The tendency of many entrepreneurs is to select a successor who will do things just the way the entrepreneur would have done them. If the organization is having trouble adjusting to change, however, this is usually the wrong approach. The question is not what kind of person the founder is. The question is what kind of person the company needs. A visionary entrepreneur who can grasp the whole picture but isn't good with specifics may have founded a company that is now in a mature industry and needs a detail-minded manager to squeeze all possible efficiency from the enterprise.

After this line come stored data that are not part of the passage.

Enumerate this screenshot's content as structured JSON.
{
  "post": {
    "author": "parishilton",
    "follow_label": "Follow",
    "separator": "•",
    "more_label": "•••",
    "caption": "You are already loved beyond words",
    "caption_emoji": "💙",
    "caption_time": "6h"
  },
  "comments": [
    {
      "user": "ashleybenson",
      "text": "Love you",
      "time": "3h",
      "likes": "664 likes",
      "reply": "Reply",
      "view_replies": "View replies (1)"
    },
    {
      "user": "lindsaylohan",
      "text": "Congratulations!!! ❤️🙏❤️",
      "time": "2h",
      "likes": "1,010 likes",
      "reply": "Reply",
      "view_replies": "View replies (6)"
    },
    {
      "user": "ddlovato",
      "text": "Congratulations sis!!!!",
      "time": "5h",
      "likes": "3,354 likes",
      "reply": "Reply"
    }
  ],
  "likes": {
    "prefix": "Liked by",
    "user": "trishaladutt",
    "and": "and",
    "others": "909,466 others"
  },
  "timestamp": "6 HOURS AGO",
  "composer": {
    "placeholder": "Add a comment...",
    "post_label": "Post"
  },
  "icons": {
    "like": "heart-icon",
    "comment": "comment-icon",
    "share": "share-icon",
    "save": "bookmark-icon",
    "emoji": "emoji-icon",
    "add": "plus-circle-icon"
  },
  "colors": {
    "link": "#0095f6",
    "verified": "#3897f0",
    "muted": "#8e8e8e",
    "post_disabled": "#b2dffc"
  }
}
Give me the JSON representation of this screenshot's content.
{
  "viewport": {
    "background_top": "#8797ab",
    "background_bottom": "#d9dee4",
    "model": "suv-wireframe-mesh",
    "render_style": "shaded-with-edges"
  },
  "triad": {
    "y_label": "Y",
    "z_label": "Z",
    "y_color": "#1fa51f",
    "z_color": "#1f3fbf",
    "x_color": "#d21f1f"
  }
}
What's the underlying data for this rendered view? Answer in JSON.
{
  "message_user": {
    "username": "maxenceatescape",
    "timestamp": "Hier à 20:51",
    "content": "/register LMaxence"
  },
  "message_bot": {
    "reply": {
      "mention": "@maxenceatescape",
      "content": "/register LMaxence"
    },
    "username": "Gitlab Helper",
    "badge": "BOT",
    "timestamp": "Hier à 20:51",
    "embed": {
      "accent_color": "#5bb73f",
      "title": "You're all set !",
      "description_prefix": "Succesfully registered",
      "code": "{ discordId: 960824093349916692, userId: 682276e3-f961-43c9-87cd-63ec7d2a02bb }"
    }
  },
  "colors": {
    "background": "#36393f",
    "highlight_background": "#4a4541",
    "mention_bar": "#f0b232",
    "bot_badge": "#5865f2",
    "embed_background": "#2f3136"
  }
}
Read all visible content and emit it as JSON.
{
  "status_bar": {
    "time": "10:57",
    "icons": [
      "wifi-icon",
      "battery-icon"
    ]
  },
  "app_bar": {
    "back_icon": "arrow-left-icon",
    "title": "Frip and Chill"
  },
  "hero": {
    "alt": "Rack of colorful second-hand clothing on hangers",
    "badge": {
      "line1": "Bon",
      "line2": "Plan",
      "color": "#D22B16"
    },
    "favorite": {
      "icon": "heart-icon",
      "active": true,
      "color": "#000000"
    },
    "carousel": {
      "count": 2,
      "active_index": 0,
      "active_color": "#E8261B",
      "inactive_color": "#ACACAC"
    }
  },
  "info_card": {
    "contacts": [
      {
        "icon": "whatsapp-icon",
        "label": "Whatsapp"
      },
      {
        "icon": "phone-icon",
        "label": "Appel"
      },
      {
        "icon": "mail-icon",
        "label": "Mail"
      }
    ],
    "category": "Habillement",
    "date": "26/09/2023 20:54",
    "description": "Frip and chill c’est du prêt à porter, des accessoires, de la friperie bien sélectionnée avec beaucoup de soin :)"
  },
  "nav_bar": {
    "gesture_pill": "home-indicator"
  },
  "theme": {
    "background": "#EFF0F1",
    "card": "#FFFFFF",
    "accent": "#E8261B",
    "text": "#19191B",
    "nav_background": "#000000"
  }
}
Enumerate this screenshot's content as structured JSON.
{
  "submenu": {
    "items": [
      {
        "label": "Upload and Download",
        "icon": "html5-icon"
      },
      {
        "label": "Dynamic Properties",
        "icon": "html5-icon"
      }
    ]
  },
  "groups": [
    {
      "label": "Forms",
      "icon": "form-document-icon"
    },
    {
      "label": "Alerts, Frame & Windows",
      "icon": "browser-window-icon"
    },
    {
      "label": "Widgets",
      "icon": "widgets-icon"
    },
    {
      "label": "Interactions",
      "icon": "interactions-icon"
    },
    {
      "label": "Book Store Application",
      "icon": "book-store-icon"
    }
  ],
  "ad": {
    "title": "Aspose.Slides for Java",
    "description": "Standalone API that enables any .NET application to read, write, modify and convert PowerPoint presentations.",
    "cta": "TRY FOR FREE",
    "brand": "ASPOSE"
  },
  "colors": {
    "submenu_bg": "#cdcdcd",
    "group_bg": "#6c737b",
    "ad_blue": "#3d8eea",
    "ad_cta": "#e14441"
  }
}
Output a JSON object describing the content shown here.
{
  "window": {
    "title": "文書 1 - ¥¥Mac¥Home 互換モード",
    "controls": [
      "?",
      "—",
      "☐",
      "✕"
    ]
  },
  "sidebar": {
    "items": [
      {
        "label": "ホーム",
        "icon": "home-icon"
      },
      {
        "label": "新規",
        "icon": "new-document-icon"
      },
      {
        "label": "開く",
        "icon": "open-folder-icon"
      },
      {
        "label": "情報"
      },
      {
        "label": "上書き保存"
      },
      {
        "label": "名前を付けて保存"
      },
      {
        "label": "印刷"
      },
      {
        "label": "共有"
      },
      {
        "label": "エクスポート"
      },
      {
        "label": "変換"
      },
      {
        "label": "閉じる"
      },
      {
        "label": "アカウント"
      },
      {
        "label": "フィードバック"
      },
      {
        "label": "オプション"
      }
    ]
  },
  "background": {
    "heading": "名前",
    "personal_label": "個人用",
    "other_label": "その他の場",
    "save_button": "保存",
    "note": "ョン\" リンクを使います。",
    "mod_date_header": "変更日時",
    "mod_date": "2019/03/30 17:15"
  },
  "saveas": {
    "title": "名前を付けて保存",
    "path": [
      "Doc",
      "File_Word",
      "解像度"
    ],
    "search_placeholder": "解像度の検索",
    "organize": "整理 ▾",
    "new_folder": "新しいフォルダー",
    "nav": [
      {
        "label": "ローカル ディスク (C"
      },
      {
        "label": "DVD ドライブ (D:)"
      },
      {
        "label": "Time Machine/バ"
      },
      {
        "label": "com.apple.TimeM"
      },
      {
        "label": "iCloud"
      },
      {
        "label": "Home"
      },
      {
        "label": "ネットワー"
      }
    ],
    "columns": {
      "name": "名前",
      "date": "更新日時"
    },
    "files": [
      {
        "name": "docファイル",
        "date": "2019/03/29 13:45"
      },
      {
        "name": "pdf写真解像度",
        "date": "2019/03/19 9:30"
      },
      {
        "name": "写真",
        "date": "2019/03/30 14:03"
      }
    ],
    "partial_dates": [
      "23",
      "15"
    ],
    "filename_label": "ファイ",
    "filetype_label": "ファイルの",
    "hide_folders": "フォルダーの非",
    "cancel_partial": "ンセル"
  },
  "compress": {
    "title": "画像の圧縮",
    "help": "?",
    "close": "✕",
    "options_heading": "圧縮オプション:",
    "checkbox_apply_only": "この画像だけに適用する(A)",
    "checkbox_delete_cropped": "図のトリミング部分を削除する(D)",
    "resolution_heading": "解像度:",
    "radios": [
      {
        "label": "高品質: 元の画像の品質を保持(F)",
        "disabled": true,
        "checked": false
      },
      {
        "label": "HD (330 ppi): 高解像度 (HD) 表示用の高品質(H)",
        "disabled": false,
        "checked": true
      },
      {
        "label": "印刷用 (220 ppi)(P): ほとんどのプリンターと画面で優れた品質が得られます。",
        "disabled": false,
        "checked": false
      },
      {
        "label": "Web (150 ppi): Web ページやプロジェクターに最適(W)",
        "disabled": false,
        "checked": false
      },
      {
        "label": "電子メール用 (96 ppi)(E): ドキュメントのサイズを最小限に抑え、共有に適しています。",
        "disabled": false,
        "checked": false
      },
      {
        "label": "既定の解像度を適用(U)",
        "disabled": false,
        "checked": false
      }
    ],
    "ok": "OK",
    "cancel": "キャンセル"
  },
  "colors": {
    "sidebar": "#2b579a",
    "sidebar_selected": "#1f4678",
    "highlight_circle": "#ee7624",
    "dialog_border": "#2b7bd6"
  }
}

Often the entrepreneur can't properly ask or answer the question of what the company needs now and should assemble a group of people from inside and outside the company to research it.
Even the perfect successor can rarely step into a company and run it as well as someone who has spent time learning how the company does things, what the problems with its products and markets may be, and what solutions have been tried. Of course, sometimes a complete new perspective unclouded by past events is beneficial. But usually a successor performs better if they're trained in a broad spectrum of jobs within the company in various departments and at various levels over a period of years before he or she is ready to step into the lead role.
Identifying and grooming a new successor is the first and most critical step to allowing an entrepreneur to step back from day-to-day company affairs. But it's not the only one and, in many ways, it's not the most difficult either. Many an heir apparent has turned out to be more apparent than heir because, when the moment arrived, the entrepreneur had not prepared either herself or the organization by moving toward the change in stages. One way to do this is to start taking vacations--real vacations--of increasing length, during which the successor is left in charge and the entrepreneur is only contacted if absolutely necessary.